Bishop has steadily released new material over the last four decades, averaging a new album every couple of years. The year 2019 proves no different and he has just released a new album and a new collection of songs We’ll Talk About It Later in the Car. The album includes a recording of the Benji theme “Almost Home” along with three cover songs. But it also contains nine new songs that stretch across the pop music palette.

“In Dreams I Fly,” one of the covers, is soul-searching, introspective, and almost psychedelic at times. “One in a Million Girl” brandishes Bishop’s Top 40 chops with bubblegum perfection. “Like Mother, Like Daughter” takes the listener on a ride to the country charts while demonstrating Bishop’s storytelling talents, developing a narrative about life as it is passed down from one generation to the next. “In Love with a Violent Man” furthers the journey down that country road, this time exploring, through brilliant storytelling, the more brutal side of American relationships. “Nora June” is about love lost. So is “French Postcards,” which musically hints to the accordion-infused “musette” of Parisian sidewalk culture. “Tiny Pillow” drips with love and longing. Again, to write good songs, you need to have your heart broken. That motto is apparent on We’ll Talk About It Later in the Car.

However, after 40 years and counting, Stephen Bishop’s first hit “On and On” continues to be the song that most defines his career and public persona. “I wrote it living in Silverlake. My landlady had lots of exotic flowers. They made me want travel somewhere else.” Traveling somewhere is what he has done indeed.

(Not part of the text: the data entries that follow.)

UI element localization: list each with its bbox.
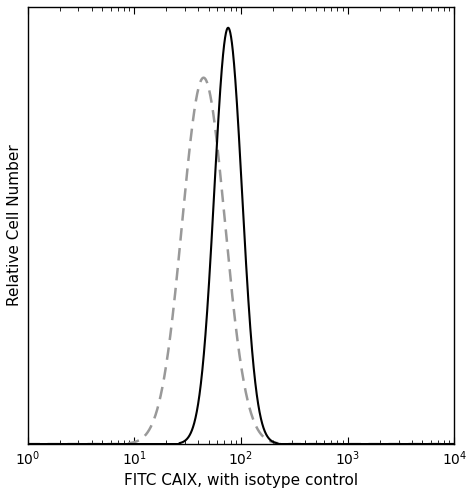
X-axis label: FITC CAIX, with isotype control: FITC CAIX, with isotype control <box>124 473 358 488</box>
Y-axis label: Relative Cell Number: Relative Cell Number <box>7 145 22 306</box>
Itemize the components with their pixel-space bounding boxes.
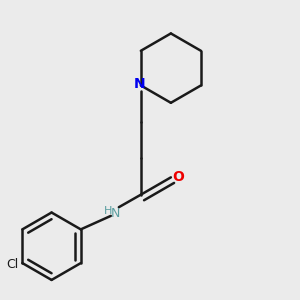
Text: N: N [111, 207, 120, 220]
Text: Cl: Cl [7, 258, 19, 271]
Text: H: H [104, 206, 112, 216]
Text: O: O [172, 170, 184, 184]
Text: N: N [134, 77, 145, 91]
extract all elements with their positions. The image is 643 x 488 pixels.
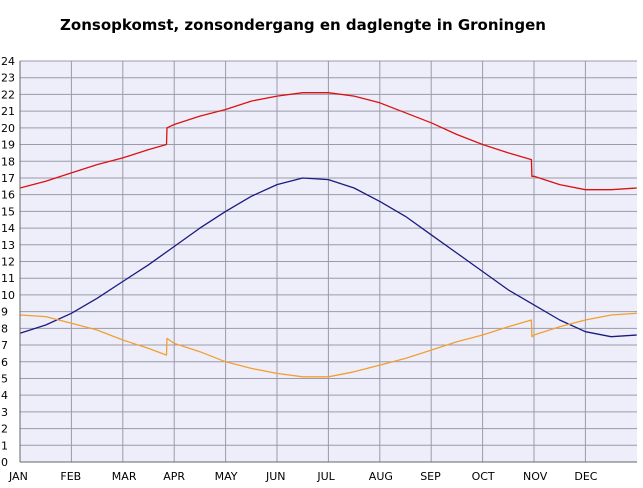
y-tick-label: 23 bbox=[1, 72, 15, 85]
x-tick-label: SEP bbox=[420, 470, 441, 483]
y-tick-label: 6 bbox=[1, 356, 8, 369]
series-line-2 bbox=[19, 177, 637, 338]
x-tick-label: NOV bbox=[523, 470, 548, 483]
x-tick-label: JUL bbox=[316, 470, 335, 483]
x-tick-label: OCT bbox=[472, 470, 495, 483]
y-tick-label: 20 bbox=[1, 122, 15, 135]
y-tick-label: 10 bbox=[1, 289, 15, 302]
x-tick-label: AUG bbox=[369, 470, 393, 483]
y-tick-label: 2 bbox=[1, 423, 8, 436]
y-tick-label: 11 bbox=[1, 272, 15, 285]
y-tick-label: 22 bbox=[1, 88, 15, 101]
y-tick-label: 24 bbox=[1, 55, 15, 68]
y-tick-label: 13 bbox=[1, 239, 15, 252]
y-tick-label: 7 bbox=[1, 339, 8, 352]
x-tick-label: DEC bbox=[574, 470, 597, 483]
x-tick-label: JUN bbox=[265, 470, 286, 483]
y-tick-label: 21 bbox=[1, 105, 15, 118]
y-tick-label: 19 bbox=[1, 139, 15, 152]
y-tick-label: 15 bbox=[1, 205, 15, 218]
y-tick-label: 9 bbox=[1, 306, 8, 319]
x-tick-label: APR bbox=[163, 470, 185, 483]
y-tick-label: 14 bbox=[1, 222, 15, 235]
y-tick-label: 1 bbox=[1, 439, 8, 452]
series-line-1 bbox=[19, 92, 637, 191]
x-tick-label: MAY bbox=[215, 470, 238, 483]
x-tick-label: MAR bbox=[112, 470, 137, 483]
y-tick-label: 0 bbox=[1, 456, 8, 469]
series-line-3 bbox=[19, 312, 637, 378]
y-tick-label: 4 bbox=[1, 389, 8, 402]
x-axis: JAN FEB MAR APR MAY JUN JUL AUG SEP OCT NOV DEC bbox=[8, 461, 637, 483]
y-tick-label: 18 bbox=[1, 155, 15, 168]
x-tick-label: JAN bbox=[8, 470, 28, 483]
y-tick-label: 16 bbox=[1, 189, 15, 202]
y-tick-label: 3 bbox=[1, 406, 8, 419]
y-tick-label: 12 bbox=[1, 256, 15, 269]
x-tick-label: FEB bbox=[60, 470, 81, 483]
y-tick-label: 17 bbox=[1, 172, 15, 185]
chart-title: Zonsopkomst, zonsondergang en daglengte … bbox=[60, 16, 546, 34]
y-tick-label: 5 bbox=[1, 372, 8, 385]
series-layer bbox=[19, 92, 637, 378]
y-tick-label: 8 bbox=[1, 322, 8, 335]
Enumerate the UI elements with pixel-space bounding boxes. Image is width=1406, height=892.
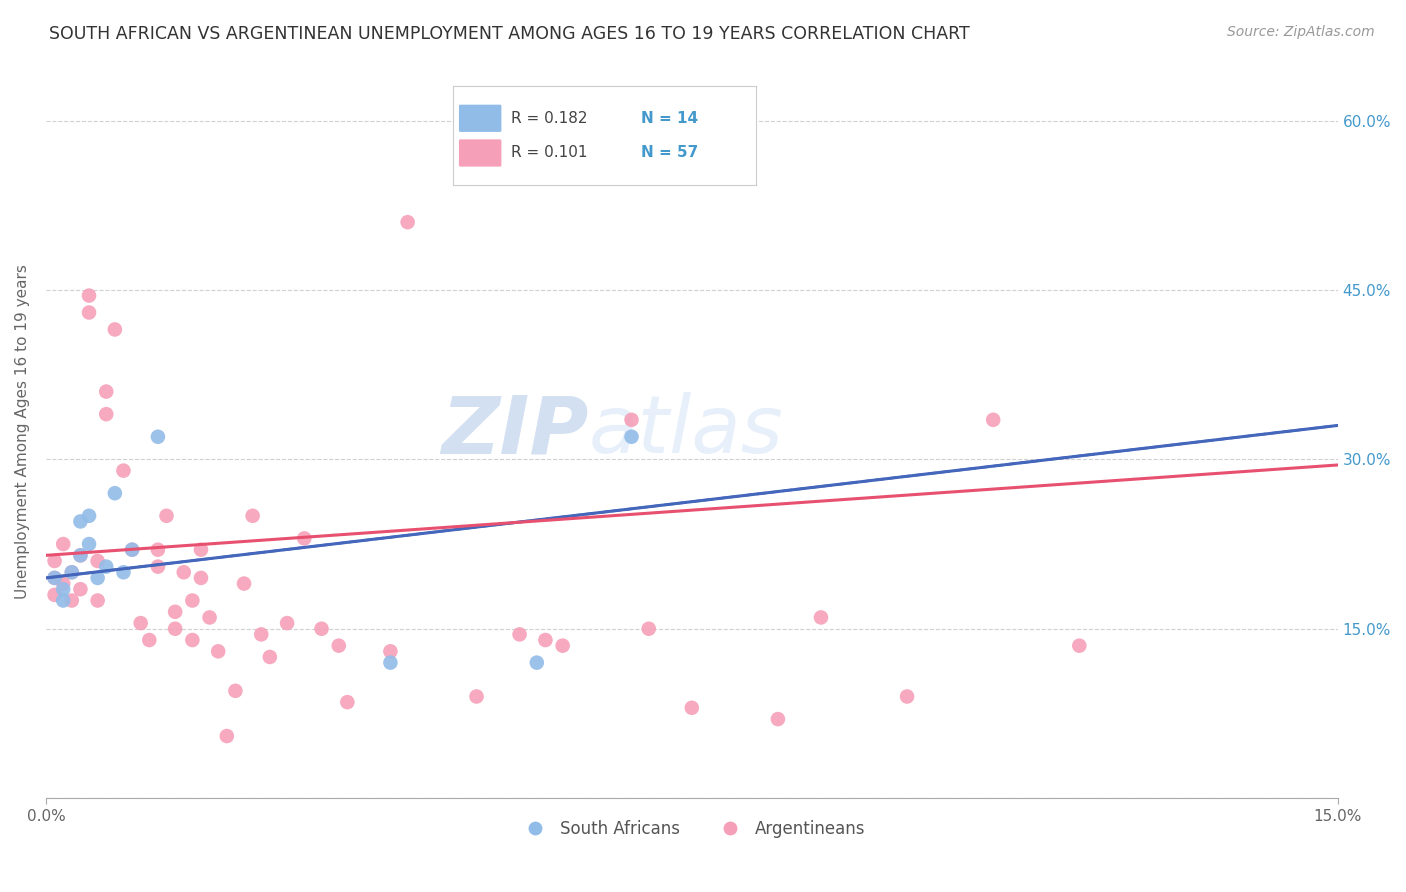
Point (52, 593, 75, 607)
Point (96, 407, 118, 421)
Point (121, 542, 143, 557)
Point (96, 384, 118, 399)
Point (465, 690, 488, 704)
Point (146, 430, 169, 444)
Point (620, 413, 643, 427)
Point (181, 593, 204, 607)
Point (250, 627, 273, 641)
Point (896, 690, 918, 704)
Point (190, 571, 212, 585)
Point (551, 639, 574, 653)
Point (380, 656, 402, 670)
Point (165, 605, 187, 619)
Legend: South Africans, Argentineans: South Africans, Argentineans (512, 814, 872, 845)
Point (981, 413, 1004, 427)
Point (112, 566, 135, 580)
Point (276, 616, 298, 631)
Point (620, 430, 643, 444)
Y-axis label: Unemployment Among Ages 16 to 19 years: Unemployment Among Ages 16 to 19 years (15, 264, 30, 599)
Point (259, 650, 281, 665)
Point (336, 695, 359, 709)
Point (69, 582, 91, 597)
Point (77, 508, 100, 523)
Point (766, 712, 789, 726)
Point (242, 508, 264, 523)
Point (112, 464, 135, 478)
Point (380, 644, 402, 658)
Point (328, 639, 350, 653)
Point (77, 288, 100, 302)
Text: atlas: atlas (589, 392, 783, 470)
Point (190, 542, 212, 557)
Point (509, 627, 531, 641)
Point (146, 559, 169, 574)
Point (86, 593, 108, 607)
Point (69, 549, 91, 563)
Point (637, 622, 659, 636)
Point (1069, 639, 1091, 653)
Point (52, 582, 75, 597)
Text: SOUTH AFRICAN VS ARGENTINEAN UNEMPLOYMENT AMONG AGES 16 TO 19 YEARS CORRELATION : SOUTH AFRICAN VS ARGENTINEAN UNEMPLOYMEN… (49, 25, 970, 43)
Point (44, 571, 66, 585)
Point (69, 515, 91, 529)
Point (165, 622, 187, 636)
Point (52, 576, 75, 591)
Point (96, 559, 118, 574)
Point (52, 537, 75, 551)
Point (138, 633, 160, 648)
Point (77, 537, 100, 551)
Point (86, 571, 108, 585)
Point (534, 633, 557, 648)
Point (69, 549, 91, 563)
Point (146, 542, 169, 557)
Point (121, 542, 143, 557)
Point (77, 305, 100, 319)
Point (311, 622, 333, 636)
Point (60, 566, 83, 580)
Point (60, 593, 83, 607)
Point (396, 215, 419, 229)
Point (215, 729, 238, 743)
Point (104, 486, 127, 500)
Text: Source: ZipAtlas.com: Source: ZipAtlas.com (1227, 25, 1375, 39)
Point (44, 588, 66, 602)
Point (104, 322, 127, 336)
Point (155, 508, 177, 523)
Point (181, 633, 204, 648)
Point (207, 644, 229, 658)
Point (198, 610, 221, 624)
Point (60, 566, 83, 580)
Point (173, 566, 195, 580)
Point (86, 554, 108, 568)
Point (681, 700, 703, 714)
Point (233, 576, 256, 591)
Point (129, 616, 152, 631)
Point (44, 571, 66, 585)
Point (224, 683, 246, 698)
Point (810, 610, 832, 624)
Point (44, 554, 66, 568)
Text: ZIP: ZIP (441, 392, 589, 470)
Point (526, 656, 548, 670)
Point (292, 532, 315, 546)
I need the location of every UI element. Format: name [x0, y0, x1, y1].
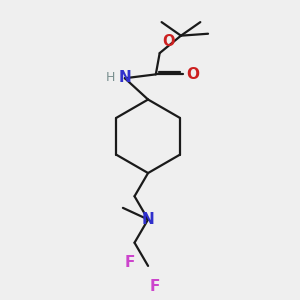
Text: O: O [163, 34, 175, 49]
Text: H: H [106, 71, 115, 84]
Text: N: N [118, 70, 131, 85]
Text: N: N [142, 212, 154, 227]
Text: F: F [124, 254, 134, 269]
Text: O: O [186, 67, 199, 82]
Text: F: F [150, 280, 160, 295]
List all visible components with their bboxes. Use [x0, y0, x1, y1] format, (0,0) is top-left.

In fact, he’s now writing a book about his travels, a collection of personal, behind-the-scenes stories aptly titled On and Off. Next year, 2020, will mark 50 years since Bishop started pounding the pavement along the Sunset Strip. And after 50 years of knocking on doors, attending awards ceremonies, recording, and touring, he has the stories to back up a fabled career. There are stories about meeting fellow songwriters such as Michael Sembello, who wrote and recorded the hit “Maniac” for the movie Flashdance. And there are stories about his encounter with music royalty, such as the time he was seated next to James Brown and a date at the Grammy Awards. “The book contains crazy, interesting things,” says Bishop.

Dedicated to the quirkier views of the world, today he enjoys reality shows such as Dr. Pimple Popper, Naked and Afraid, and 90-Day Fiancee. These days, “I’m kind of a home body. I stay at home with my dogs.”

He’s also performing and doing shows. In fact, Bishop is no stranger to touring, having performed in South America, Europe, Japan and, as he proudly adds, the Philippines 11 times. “The theme from Tootsie ‘It Might Be You’ is on every jukebox in the country.”

His next big show is at the Grammy Museum in L.A. on November 7. Tickets can be purchased online including at Stephen Bishop’s official website. And he’s set to play on the ’70s Rock & Romance Cruise scheduled for February 2020.

However, don’t call him a “’70s singer.” “I’m an anytime singer not a ’70s singer.” By the longevity of his songs and his popularity, that might be truer now more than ever. Regardless which era you place him in, Stephen Bishop is a really nice guy who writes and performs some very nicely crafted songs.